Il étudie aussi l’âge et la durée de l’événement
Valent (1998) et Bluglass (2003) étudient la notion de résilience avec altruisme, humour, sublimation
Gordon (2002) montre les processus psychiques de clivage et répression des émotions
Lev-Wiesel et Amir (2005) parlent des enfants sexuels abusés pendant l’occupation. Particulièrement traumatisant Espace et temps perdus dans leur cohérence, plus regard des survivants
Cohen (2005) aborde la question du silence qui sera rompu par le premier rassemblement d’enfants cachés en 1991
Swartz (2006) reprend ce thème du silence ainsi que Rechtman (2005) sur le mode philosophique.
De nombreux autres thérapeutes encore : Stein (1993), Moskovits (1987), Kestenberg et Brenner (1996°, Kestenberg et Kahn (1998)
Approche quantitative
Mais je m’épuise à tous les nommer ! A vous de travailler à vous de lire ! A vous de prendre des notes ! A vous d’inventer votre lecture ! Moi, je l’inventer rigoureuse, dans le nom à nom des chercheurs…
Un tour d’horizon encore avant de nous quitter, sur la littérature européenne, Anne Frank bien sûr et d’autres et d’autres qui disent la clandestinité, l’échec du deuil, la culpabilité, la peur, l’incompréhension, le silence obligé, le chagrin terrible d’être enfant caché au risque d’en mourir ou de faire arrêter sa famille…
Dans sa conclusion Marion Feldman dit que dans tous ces travaux riches et passionnants, dans leurs multiples directions d’études dont j’ai essayé de vous rendre compte, pas un seul n’intègre dans sa complémentarité l’histoire du pays considéré.

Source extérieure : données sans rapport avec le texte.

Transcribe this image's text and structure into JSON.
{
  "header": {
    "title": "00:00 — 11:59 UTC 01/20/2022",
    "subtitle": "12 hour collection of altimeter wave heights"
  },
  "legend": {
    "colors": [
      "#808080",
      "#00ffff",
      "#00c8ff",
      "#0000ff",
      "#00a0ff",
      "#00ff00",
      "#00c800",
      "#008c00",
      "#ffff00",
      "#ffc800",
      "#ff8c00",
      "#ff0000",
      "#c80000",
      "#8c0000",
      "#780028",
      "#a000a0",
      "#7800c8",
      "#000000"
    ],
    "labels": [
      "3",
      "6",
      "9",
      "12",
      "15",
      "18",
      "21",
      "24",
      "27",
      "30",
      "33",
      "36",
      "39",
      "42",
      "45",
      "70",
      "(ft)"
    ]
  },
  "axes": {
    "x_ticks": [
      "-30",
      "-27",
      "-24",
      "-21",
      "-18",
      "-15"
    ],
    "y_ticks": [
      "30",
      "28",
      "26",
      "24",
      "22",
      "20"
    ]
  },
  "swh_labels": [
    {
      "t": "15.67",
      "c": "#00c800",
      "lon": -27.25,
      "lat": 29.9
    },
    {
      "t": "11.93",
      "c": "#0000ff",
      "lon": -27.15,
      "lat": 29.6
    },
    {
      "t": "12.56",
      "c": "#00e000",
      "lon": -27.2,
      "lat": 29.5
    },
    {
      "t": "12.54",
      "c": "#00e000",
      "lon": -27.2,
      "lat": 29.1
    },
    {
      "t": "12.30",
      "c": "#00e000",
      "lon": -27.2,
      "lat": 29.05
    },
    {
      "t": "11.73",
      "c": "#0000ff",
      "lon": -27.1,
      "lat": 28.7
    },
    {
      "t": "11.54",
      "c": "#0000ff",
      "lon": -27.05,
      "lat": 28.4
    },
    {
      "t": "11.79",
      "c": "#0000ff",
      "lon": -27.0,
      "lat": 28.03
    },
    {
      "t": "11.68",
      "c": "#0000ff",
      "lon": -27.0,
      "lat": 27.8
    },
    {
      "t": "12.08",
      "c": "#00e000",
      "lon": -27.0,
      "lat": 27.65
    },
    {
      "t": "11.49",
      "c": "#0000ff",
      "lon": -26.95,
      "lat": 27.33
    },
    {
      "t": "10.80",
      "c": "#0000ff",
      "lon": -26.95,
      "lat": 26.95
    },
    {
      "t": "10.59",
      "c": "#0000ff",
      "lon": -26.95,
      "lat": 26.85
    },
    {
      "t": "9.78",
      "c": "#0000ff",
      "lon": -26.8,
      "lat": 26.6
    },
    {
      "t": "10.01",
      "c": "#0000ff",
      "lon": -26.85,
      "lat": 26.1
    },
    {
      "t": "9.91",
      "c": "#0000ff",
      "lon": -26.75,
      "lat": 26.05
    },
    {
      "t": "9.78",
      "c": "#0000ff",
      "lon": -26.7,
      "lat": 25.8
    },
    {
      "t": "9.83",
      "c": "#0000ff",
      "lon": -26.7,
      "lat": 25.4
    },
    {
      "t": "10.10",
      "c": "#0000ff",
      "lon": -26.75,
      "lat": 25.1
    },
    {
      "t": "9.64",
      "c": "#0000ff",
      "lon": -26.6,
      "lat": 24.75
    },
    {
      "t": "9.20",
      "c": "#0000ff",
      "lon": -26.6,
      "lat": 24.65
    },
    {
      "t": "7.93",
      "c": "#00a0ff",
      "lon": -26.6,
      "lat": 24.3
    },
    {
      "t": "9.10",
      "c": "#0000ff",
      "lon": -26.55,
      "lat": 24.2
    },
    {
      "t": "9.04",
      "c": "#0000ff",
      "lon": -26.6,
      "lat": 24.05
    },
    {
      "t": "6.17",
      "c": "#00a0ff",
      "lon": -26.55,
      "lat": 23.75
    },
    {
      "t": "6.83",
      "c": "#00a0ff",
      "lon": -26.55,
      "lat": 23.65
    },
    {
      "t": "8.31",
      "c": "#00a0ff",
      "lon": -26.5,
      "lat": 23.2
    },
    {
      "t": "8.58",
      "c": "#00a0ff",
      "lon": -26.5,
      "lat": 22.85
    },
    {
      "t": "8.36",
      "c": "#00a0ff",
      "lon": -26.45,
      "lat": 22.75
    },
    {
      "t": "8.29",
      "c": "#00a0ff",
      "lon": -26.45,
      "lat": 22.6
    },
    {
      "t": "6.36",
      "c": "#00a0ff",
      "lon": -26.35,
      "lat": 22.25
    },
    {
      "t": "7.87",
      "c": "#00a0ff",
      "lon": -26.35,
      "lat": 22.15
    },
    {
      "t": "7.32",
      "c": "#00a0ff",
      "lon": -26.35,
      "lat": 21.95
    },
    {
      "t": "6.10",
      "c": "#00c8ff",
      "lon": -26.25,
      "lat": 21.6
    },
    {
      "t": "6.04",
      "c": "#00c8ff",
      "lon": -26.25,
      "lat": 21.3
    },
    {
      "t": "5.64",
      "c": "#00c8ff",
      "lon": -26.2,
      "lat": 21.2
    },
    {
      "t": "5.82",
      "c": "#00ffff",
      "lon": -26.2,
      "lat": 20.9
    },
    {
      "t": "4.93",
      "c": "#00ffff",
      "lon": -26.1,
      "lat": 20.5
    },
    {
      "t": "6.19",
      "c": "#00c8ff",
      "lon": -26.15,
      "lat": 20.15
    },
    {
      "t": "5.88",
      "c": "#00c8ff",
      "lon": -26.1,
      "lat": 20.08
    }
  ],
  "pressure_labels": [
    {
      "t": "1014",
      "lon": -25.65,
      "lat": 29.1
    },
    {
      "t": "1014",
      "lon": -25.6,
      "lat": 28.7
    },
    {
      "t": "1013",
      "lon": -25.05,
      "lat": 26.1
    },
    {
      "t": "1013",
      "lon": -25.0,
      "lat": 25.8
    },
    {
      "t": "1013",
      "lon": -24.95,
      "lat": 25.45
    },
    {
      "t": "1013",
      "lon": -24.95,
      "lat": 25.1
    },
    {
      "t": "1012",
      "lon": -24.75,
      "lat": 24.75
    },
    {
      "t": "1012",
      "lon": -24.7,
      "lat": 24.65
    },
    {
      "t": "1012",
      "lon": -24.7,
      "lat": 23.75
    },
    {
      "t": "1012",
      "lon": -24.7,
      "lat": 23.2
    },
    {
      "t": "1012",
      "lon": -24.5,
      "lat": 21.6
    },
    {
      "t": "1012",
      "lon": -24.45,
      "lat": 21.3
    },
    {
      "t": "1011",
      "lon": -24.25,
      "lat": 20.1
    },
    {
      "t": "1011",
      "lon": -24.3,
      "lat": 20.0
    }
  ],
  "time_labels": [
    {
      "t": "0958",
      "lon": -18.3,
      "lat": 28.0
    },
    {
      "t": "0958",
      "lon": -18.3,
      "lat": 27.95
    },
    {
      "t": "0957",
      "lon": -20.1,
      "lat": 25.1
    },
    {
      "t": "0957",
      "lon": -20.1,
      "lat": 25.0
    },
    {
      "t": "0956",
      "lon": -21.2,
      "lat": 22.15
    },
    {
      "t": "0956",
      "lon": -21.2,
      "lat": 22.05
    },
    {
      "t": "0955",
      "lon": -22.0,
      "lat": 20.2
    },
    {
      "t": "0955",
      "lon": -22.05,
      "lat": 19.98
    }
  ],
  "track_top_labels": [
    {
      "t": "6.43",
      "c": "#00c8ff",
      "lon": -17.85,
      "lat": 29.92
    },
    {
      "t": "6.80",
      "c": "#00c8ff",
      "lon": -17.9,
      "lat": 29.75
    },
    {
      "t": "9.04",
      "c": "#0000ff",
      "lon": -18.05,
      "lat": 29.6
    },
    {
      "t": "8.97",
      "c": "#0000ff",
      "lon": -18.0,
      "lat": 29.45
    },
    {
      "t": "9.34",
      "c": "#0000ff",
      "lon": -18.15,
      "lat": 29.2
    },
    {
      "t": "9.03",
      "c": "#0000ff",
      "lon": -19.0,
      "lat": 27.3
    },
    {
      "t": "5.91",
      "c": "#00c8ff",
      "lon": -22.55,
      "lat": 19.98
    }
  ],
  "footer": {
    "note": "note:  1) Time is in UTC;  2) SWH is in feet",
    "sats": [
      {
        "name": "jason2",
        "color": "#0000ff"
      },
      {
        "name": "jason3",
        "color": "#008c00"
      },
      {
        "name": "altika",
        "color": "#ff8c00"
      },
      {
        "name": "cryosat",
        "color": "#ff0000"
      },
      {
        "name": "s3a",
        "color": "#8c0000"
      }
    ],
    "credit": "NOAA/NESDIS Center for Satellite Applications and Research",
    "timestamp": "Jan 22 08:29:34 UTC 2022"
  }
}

Elle insiste sur son désir d’orienter sa réflexion de l’histoire individuelle en approfondissant l’histoire et l’influence du collectif sur cet individuel en question.
Je terminerai ce chapitre par une question qui me taraude : s’agit-il de « complémentarité des savoirs « ou de « mise au travail du clinicien » sur les différents savoirs. Dans quel temps se ferait cette mise au travail ? Dans l’absence du patient ou en sa présence ? J’ai encore du mal à exprimer ma question mais il me semble tâtonner du côté « du temps » de la thérapie.
Je n’en dirai pas plus pour aujourd’hui car je n’en sais pas plus. Je cherche au fur et à mesure que je lis et que j’écris !!! Comme ça, en arrière-plan de mon pauvre savoir…
Merci infiniment à Marion Feldman pour ce merveilleux chapitre qui dit tant d’hommes et de femmes au travail d’une meilleure compréhension de tant de douleur : celle des enfants cachés.
Vraiment merci à Marion Feldman pour son travail qui m’a « mise au travail »
de la complémentarité et du temps de la thérapie.
Vraiment à suivre, j’ai hâte de continuer ce livre dans le vrai « suspens » que cette chercheuse et clinicienne qu’est Marion Feldman a su créer dans son livre étonnant de savoir et d’humanité.